Actuaries help pension companies use statistics to make money, and they have been doing it long enough to be confident that any pension payment to me, or anyone else for that matter, would reflect my actual likely lifespan, not my friend’s politically correct one. There will always be some “winners” who benefit by living longer and some “losers” who die before the Table says they should but if you take a big enough sample size the pension company always wins. It is just a short leap of the rational mind to realise that if I was ill, and statistically likely to have a shorter lifespan, these companies could afford to pay me a higher annuity whilst I’m still around.
This idea that healthy people could get a smaller annuity than poorly ones seems obvious now I think about it, I just hadn’t thought about it until I read about Just Retirement’s recent IPO which raised £I.23Bn. It is the second time around for this company as it was taken private by some rather wise investors during the financial crisis, following its first IPO in 2006, for something like half the 2006 value. Just Retirement specialise in annuities that offer higher annuity rates for retirees with low life expectancies, such as smokers. But you don’t need to be a smoker to qualify, no, any statistically verifiable chronic illness will do it seems.

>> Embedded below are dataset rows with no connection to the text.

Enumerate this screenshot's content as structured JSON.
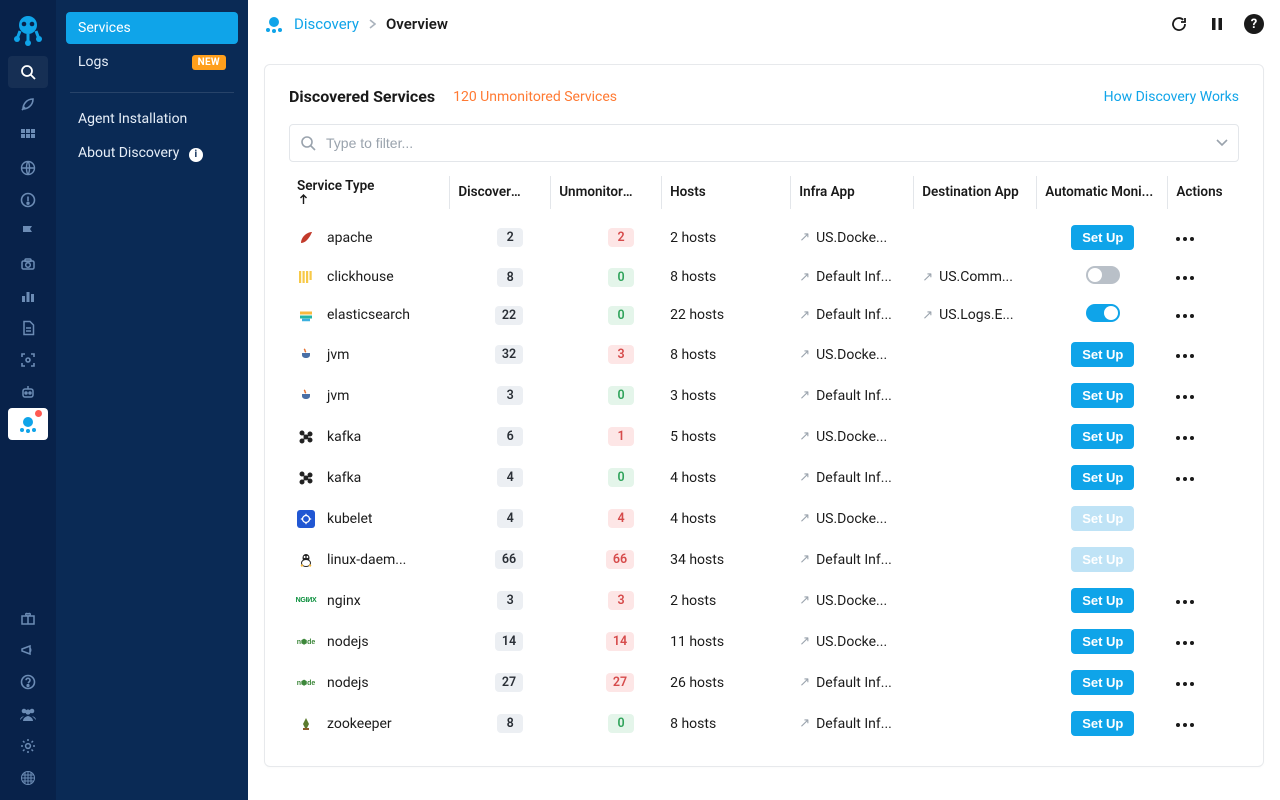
{
  "breadcrumb": {
    "section": "Discovery",
    "page": "Overview"
  },
  "sidebar": {
    "items": [
      {
        "label": "Services",
        "active": true
      },
      {
        "label": "Logs",
        "badge": "NEW"
      }
    ],
    "secondary": [
      {
        "label": "Agent Installation"
      },
      {
        "label": "About Discovery",
        "info": true
      }
    ]
  },
  "head": {
    "title": "Discovered Services",
    "unmonitored_text": "120 Unmonitored Services",
    "how_link": "How Discovery Works"
  },
  "filter": {
    "placeholder": "Type to filter..."
  },
  "columns": {
    "service": "Service Type",
    "discovered": "Discovered",
    "unmonitored": "Unmonitored",
    "hosts": "Hosts",
    "infra": "Infra App",
    "dest": "Destination App",
    "auto": "Automatic Moni...",
    "actions": "Actions"
  },
  "labels": {
    "setup": "Set Up"
  },
  "colors": {
    "accent": "#0fa4e9",
    "warn": "#ff7a33"
  },
  "rows": [
    {
      "svc": "apache",
      "ico": "apache",
      "disc": 2,
      "unm": 2,
      "unmClass": "red",
      "hosts": "2 hosts",
      "infra": "US.Docke...",
      "dest": "",
      "action": "setup"
    },
    {
      "svc": "clickhouse",
      "ico": "clickhouse",
      "disc": 8,
      "unm": 0,
      "unmClass": "green",
      "hosts": "8 hosts",
      "infra": "Default Inf...",
      "dest": "US.Comm...",
      "action": "toggle-off"
    },
    {
      "svc": "elasticsearch",
      "ico": "elastic",
      "disc": 22,
      "unm": 0,
      "unmClass": "green",
      "hosts": "22 hosts",
      "infra": "Default Inf...",
      "dest": "US.Logs.E...",
      "action": "toggle-on"
    },
    {
      "svc": "jvm",
      "ico": "java",
      "disc": 32,
      "unm": 3,
      "unmClass": "red",
      "hosts": "8 hosts",
      "infra": "US.Docke...",
      "dest": "",
      "action": "setup"
    },
    {
      "svc": "jvm",
      "ico": "java",
      "disc": 3,
      "unm": 0,
      "unmClass": "green",
      "hosts": "3 hosts",
      "infra": "Default Inf...",
      "dest": "",
      "action": "setup"
    },
    {
      "svc": "kafka",
      "ico": "kafka",
      "disc": 6,
      "unm": 1,
      "unmClass": "red",
      "hosts": "5 hosts",
      "infra": "US.Docke...",
      "dest": "",
      "action": "setup"
    },
    {
      "svc": "kafka",
      "ico": "kafka",
      "disc": 4,
      "unm": 0,
      "unmClass": "green",
      "hosts": "4 hosts",
      "infra": "Default Inf...",
      "dest": "",
      "action": "setup"
    },
    {
      "svc": "kubelet",
      "ico": "kube",
      "disc": 4,
      "unm": 4,
      "unmClass": "red",
      "hosts": "4 hosts",
      "infra": "US.Docke...",
      "dest": "",
      "action": "setup-disabled"
    },
    {
      "svc": "linux-daem...",
      "ico": "linux",
      "disc": 66,
      "unm": 66,
      "unmClass": "red",
      "hosts": "34 hosts",
      "infra": "Default Inf...",
      "dest": "",
      "action": "setup-disabled"
    },
    {
      "svc": "nginx",
      "ico": "nginx",
      "disc": 3,
      "unm": 3,
      "unmClass": "red",
      "hosts": "2 hosts",
      "infra": "US.Docke...",
      "dest": "",
      "action": "setup"
    },
    {
      "svc": "nodejs",
      "ico": "node",
      "disc": 14,
      "unm": 14,
      "unmClass": "red",
      "hosts": "11 hosts",
      "infra": "US.Docke...",
      "dest": "",
      "action": "setup"
    },
    {
      "svc": "nodejs",
      "ico": "node",
      "disc": 27,
      "unm": 27,
      "unmClass": "red",
      "hosts": "26 hosts",
      "infra": "Default Inf...",
      "dest": "",
      "action": "setup"
    },
    {
      "svc": "zookeeper",
      "ico": "zoo",
      "disc": 8,
      "unm": 0,
      "unmClass": "green",
      "hosts": "8 hosts",
      "infra": "Default Inf...",
      "dest": "",
      "action": "setup"
    }
  ],
  "icons": {
    "apache": {
      "bg": "#ffffff",
      "fg": "#c23a2b",
      "glyph": "feather"
    },
    "clickhouse": {
      "bg": "#ffffff",
      "fg": "#f7c948",
      "glyph": "bars"
    },
    "elastic": {
      "bg": "#ffffff",
      "fg": "#24b4a5",
      "glyph": "stripes"
    },
    "java": {
      "bg": "#ffffff",
      "fg": "#e66f2e",
      "glyph": "cup"
    },
    "kafka": {
      "bg": "#ffffff",
      "fg": "#222",
      "glyph": "graph"
    },
    "kube": {
      "bg": "#2157d3",
      "fg": "#ffffff",
      "glyph": "hex"
    },
    "linux": {
      "bg": "#ffffff",
      "fg": "#222",
      "glyph": "tux"
    },
    "nginx": {
      "bg": "#ffffff",
      "fg": "#0a8f3c",
      "glyph": "nginx"
    },
    "node": {
      "bg": "#ffffff",
      "fg": "#3c873a",
      "glyph": "node"
    },
    "zoo": {
      "bg": "#ffffff",
      "fg": "#5b7b2e",
      "glyph": "leaf"
    }
  }
}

If you wonder why I am wittering on about this niche annuity supplier, it is simply that I think they are a great example of how specialisation pays dividends, or in this case IPO largesse. Focusing on a niche limits, or at least restricts and changes, the nature of competition and allows you leverage this and create higher returns on capital. All this is very attractive to investors so this IPO went well and the floatation raised about £280m, after fees, for about 31% of the company.
So, if you are contemplating your navel about how to steer your business into the uncertain future it never hurts to really understand the segments you serve. In my experience you can always apply more focus and drop the customers with the least economic benefit whilst you focus, specialise, and exploit more the ones with higher potential returns. This simple process, if done well, based on a real understanding of what your chosen focus segment(s) really want, can make you even more of a specialist and it can work wonders with your economic fundamentals. The limiting factor is of course demand, as many businesses diversify in order to achieve scale.
Sadly, modern industrialised populations smoke, eat and drink too much so there is plenty of demand for Just Retirement and its ilk. But many businesses aren’t able to copy them with any degree of rigour as they just don’t understand their markets well enough. It is perhaps no coincidence that Just Retirement is in an industry which lives, breaths, and dies on statistics and this has perhaps facilitated this degree of niche behaviour and focus. Whilst you may not have the demand or data to do this quite as well it is always wise to consider just what opportunities you have to dig deeper into a niche market as focus and specialisation are sources of enormous wealth.